Forsyth County Schools Superintendent Dr. Jeff Bearden said it is “incredibly important” to get students back in classrooms for the upcoming school year during a meeting of education, government, and health officials at the White House on Tuesday.
Bearden was a featured panelist at the National Dialogue on Safely Reopening America’s Schools to discuss issues around reopening schools for the 2020-21 year, and later met with President Donald Trump, First Lady Melania Trump, Vice President Mike Pence, and Second Lady Karen Pence for a round-table discussion.
During the panel, Bearden shared Forsyth County Schools’s experience transitioning to virtual learning during the spring when schools in Georgia were forced to close because of the novel coronavirus pandemic, particularly emphasizing the role of teachers.
Bearden said that online learning helped many teachers learn new skills and tools to engage and instruct their students.
“I’m really proud of how well our teachers pivoted to the environment last spring,” Bearden said, “and I think they did a masterful job. The vast majority of our students remained engaged in the virtual environment.”
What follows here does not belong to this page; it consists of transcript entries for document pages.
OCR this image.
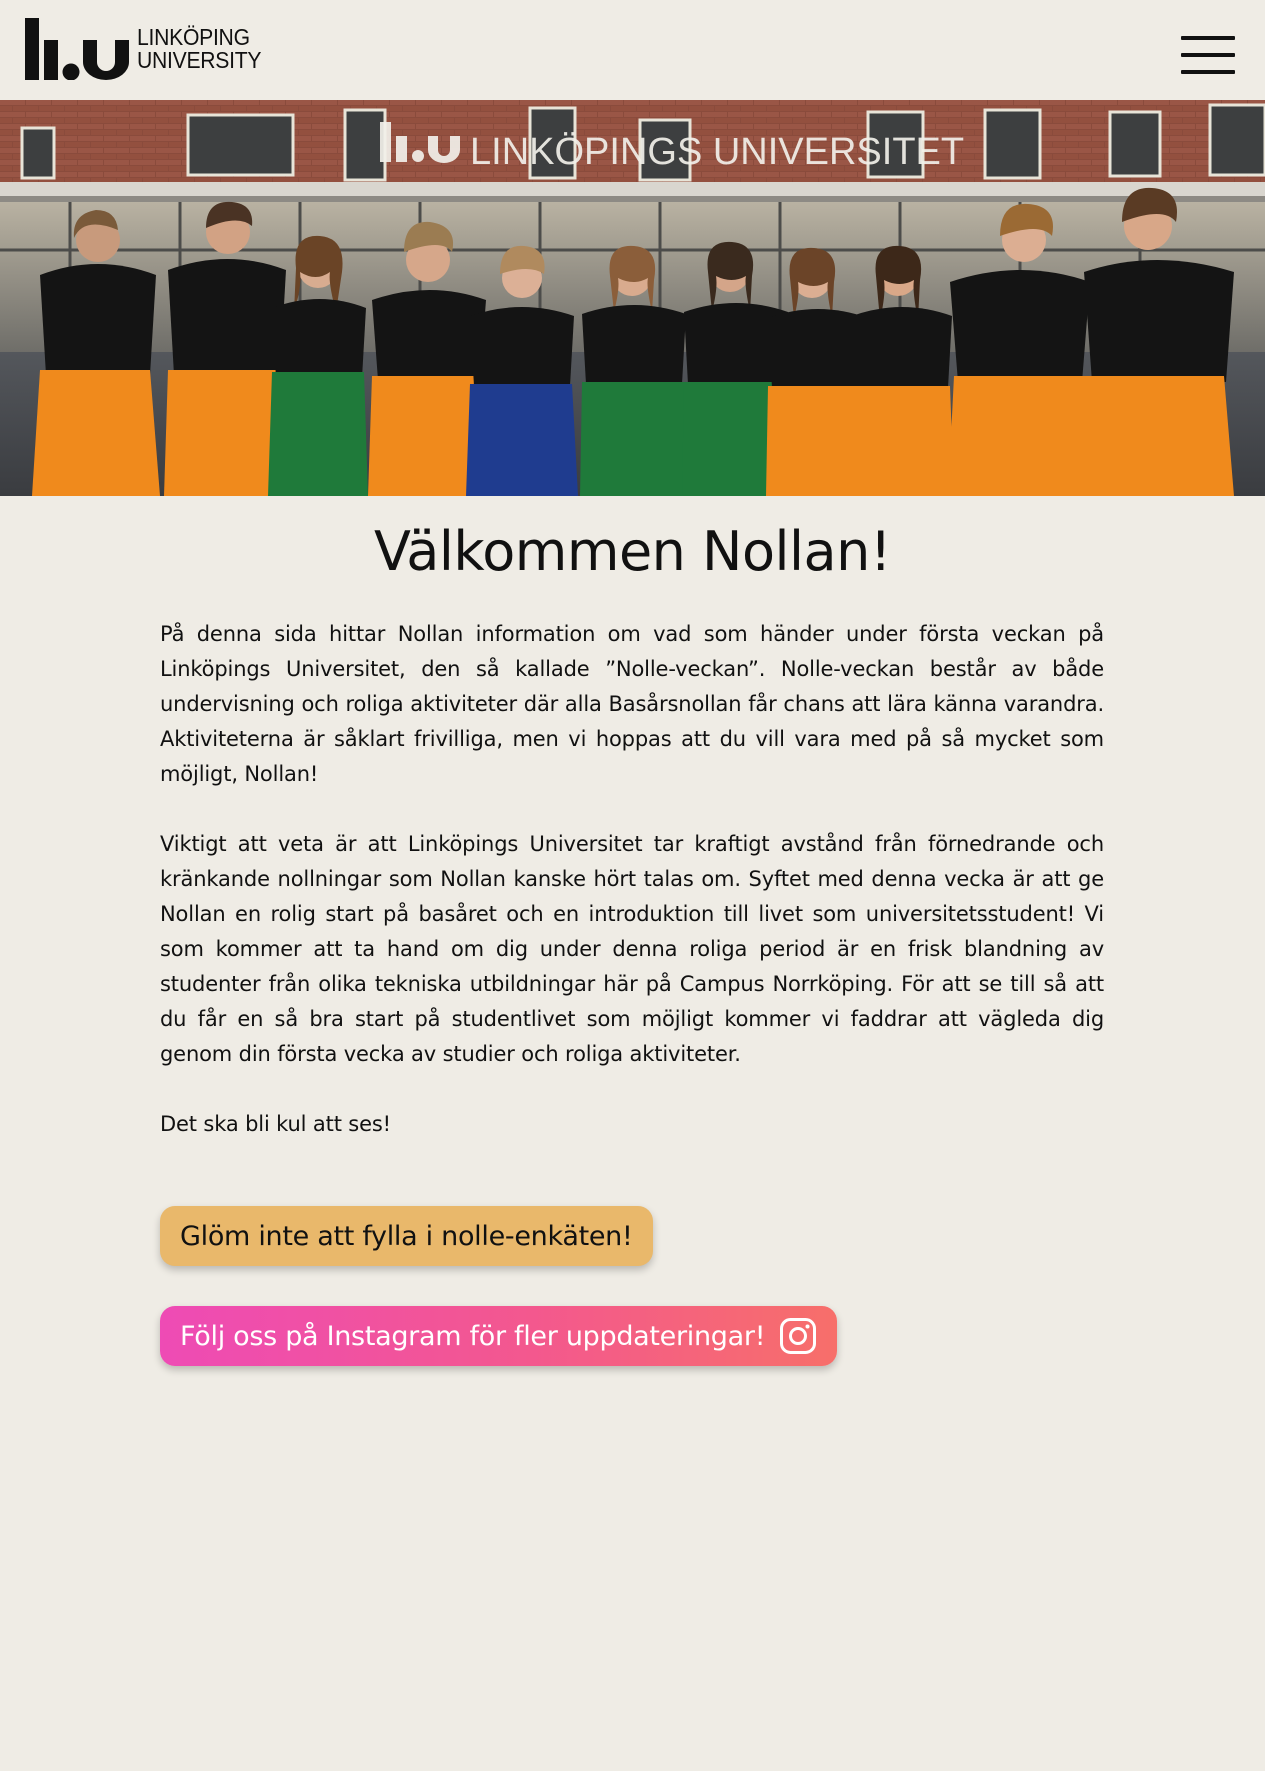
LINKÖPING
UNIVERSITY
LINKÖPINGS UNIVERSITET
Välkommen Nollan!

På denna sida hittar Nollan information om vad som händer under första veckan på Linköpings Universitet, den så kallade ”Nolle-veckan”. Nolle-veckan består av både undervisning och roliga aktiviteter där alla Basårsnollan får chans att lära känna varandra. Aktiviteterna är såklart frivilliga, men vi hoppas att du vill vara med på så mycket som möjligt, Nollan!

Viktigt att veta är att Linköpings Universitet tar kraftigt avstånd från förnedrande och kränkande nollningar som Nollan kanske hört talas om. Syftet med denna vecka är att ge Nollan en rolig start på basåret och en introduktion till livet som universitetsstudent! Vi som kommer att ta hand om dig under denna roliga period är en frisk blandning av studenter från olika tekniska utbildningar här på Campus Norrköping. För att se till så att du får en så bra start på studentlivet som möjligt kommer vi faddrar att vägleda dig genom din första vecka av studier och roliga aktiviteter.

Det ska bli kul att ses!

Glöm inte att fylla i nolle-enkäten!
Följ oss på Instagram för fler uppdateringar!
Others, though, struggled with virtual instruction, he said, and so the school district developed a program this summer to provide teachers with professional development “so we are even more prepared next year in the event that we have to learn virtually for a period of time.”
Forsyth County Schools spent the summer creating a new online learning program for grades K-5 to offer families that aren’t comfortable sending their kids back to school and to be ready in case schools are forced to close again because of the pandemic.
The virtual school day will mirror a regular school schedule, and teachers will be dedicated to online instruction. The school district is hosting virtual town halls this week to address questions about online learning options.
But Bearden reiterated previous statements, and echoed other panelists throughout the event, that he preferred to begin the school year with face-to-face instruction.
“Our kids need the social experience of school,” Bearden said. “Of course academics is important. Rigor is important. But the social and emotional well-being of our students is critically important, and we cannot deliver the services that we need if they’re at home. So we desperately want them to come back so we can serve them well.”
Bearden also praised “local, state, and federal government” for their support during the spring. Bearden said he agreed with Georgia’s decision to skip mandate testing, and he mentioned the federal Coronavirus Aid, Relief and Economic Security (CARES) Act, part of which provided emergency funding to state education departments. Forsyth County Schools received $1,705,290 from the relief funds.
Despite the challenges amid the pandemic, Bearden said “our community has really come together.”
“I think we’re more connected now than we ever were before,” he added, “in terms of making sure children have the resources and support they need to be successful.”